Un dernier facteur doit être pris en compte pour l'évolution de la fréquence des incendies en Corse : c'est l'impact du réchauffement climatique, qui influe également sur la répartition des plantes. Selon cette étude basée sur le Pistachier lentisque, thermophile et xérophile, principalement présent dans les maquis et les garrigues, les plantes fréquemment impliquées dans les incendies de forêt auront tendance à se déplacer en altitude et donc à agrandir la zone de risque. Selon les Assises de la forêt réunies dans le cadre du Grenelle de l'environnement, les forêts transformées par substitution d’essences (celles qui sont exploitées par l'ONF ou des particuliers) seront plus exposées que les autres et la reconquête naturelle par des essences mieux adaptées sera aléatoire. Si les propriétaires n’accompagnent pas le renouvellement nécessaire, les peuplements «périmés» seront chargés de bois dépérissants, de chablis et de rémanents où s’installeront des espèces pionnières sans grand intérêt sylvicole et le risque d’incendie y sera plus vif qu’ailleurs.

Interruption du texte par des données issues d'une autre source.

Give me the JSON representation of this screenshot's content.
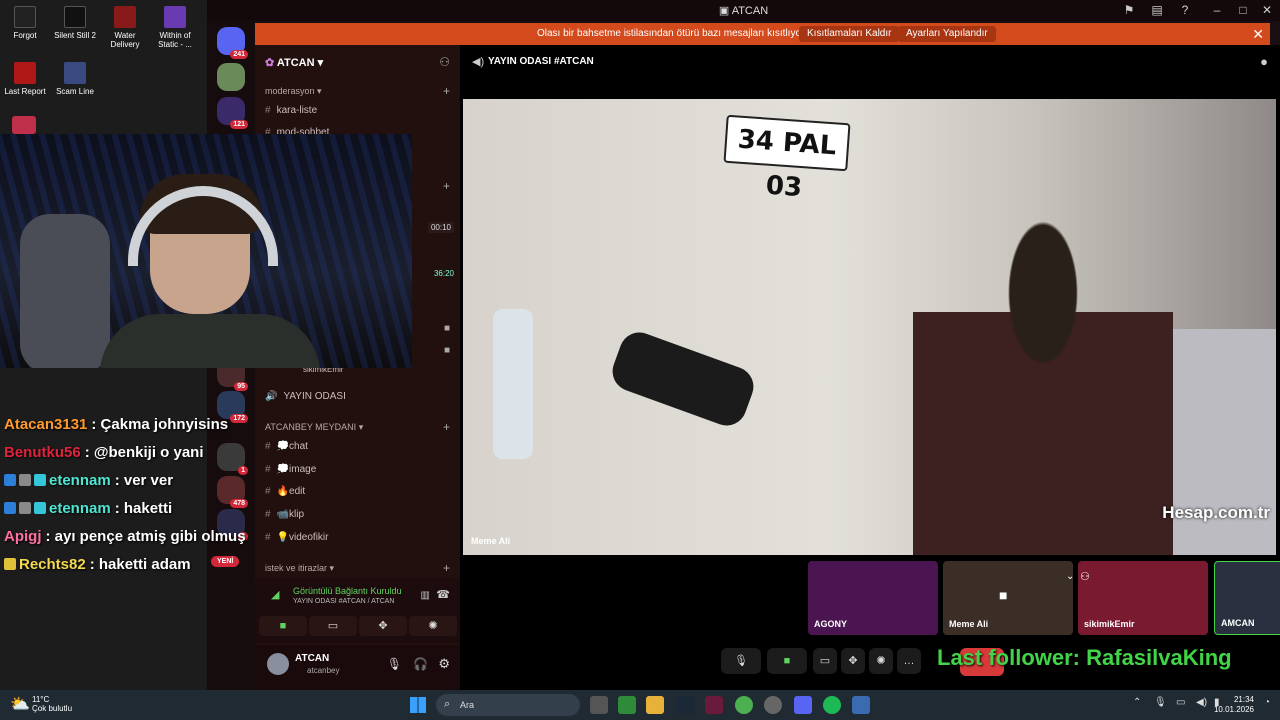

De retour sur la côte près de Calvi, le ciel est animé par le manège de l'hirondelle rustique. Un milan royal plane au ras des maisons à la recherche de menu fretin étourdi. Les étourneaux crient sans discontinuer sur un ton suraigu. Le faucon crécerelle parcourt rapidement son territoire, tandis que le gobe-mouche gris, qui niche en Corse et jusqu'en Espagne, parade en papillonnant des ailes à toute vitesse. Dans les interstices des murs pousse le muflier rouge dont il faut s'approcher avec précaution car il est précédé par terre d'un tapis d'ortie corse. Nous sommes en Balagne, pays de la vigne et du vin que nous nous appliquons à déguster à chacun de nos dîners - et parfois au pique-nique, par les bons soins de Jacques et Pascal. La villageoise aux olives du village de Zilia appelle son mari à la rescousse pour nous conseiller de bonnes bouteilles : Domaine Orsini, qui fabrique un pétillant-muscat sublime, U Colombu, qui doit son nom à la grosse conque marine qui servait jadis de corne pour s'appeler à travers la montagne, Alzipratu, dont le domaine situé entre Zilia et Calenzana appartenait jadis à un couvent connu pour le festival de musique qui s'y déroulait dans les années 70.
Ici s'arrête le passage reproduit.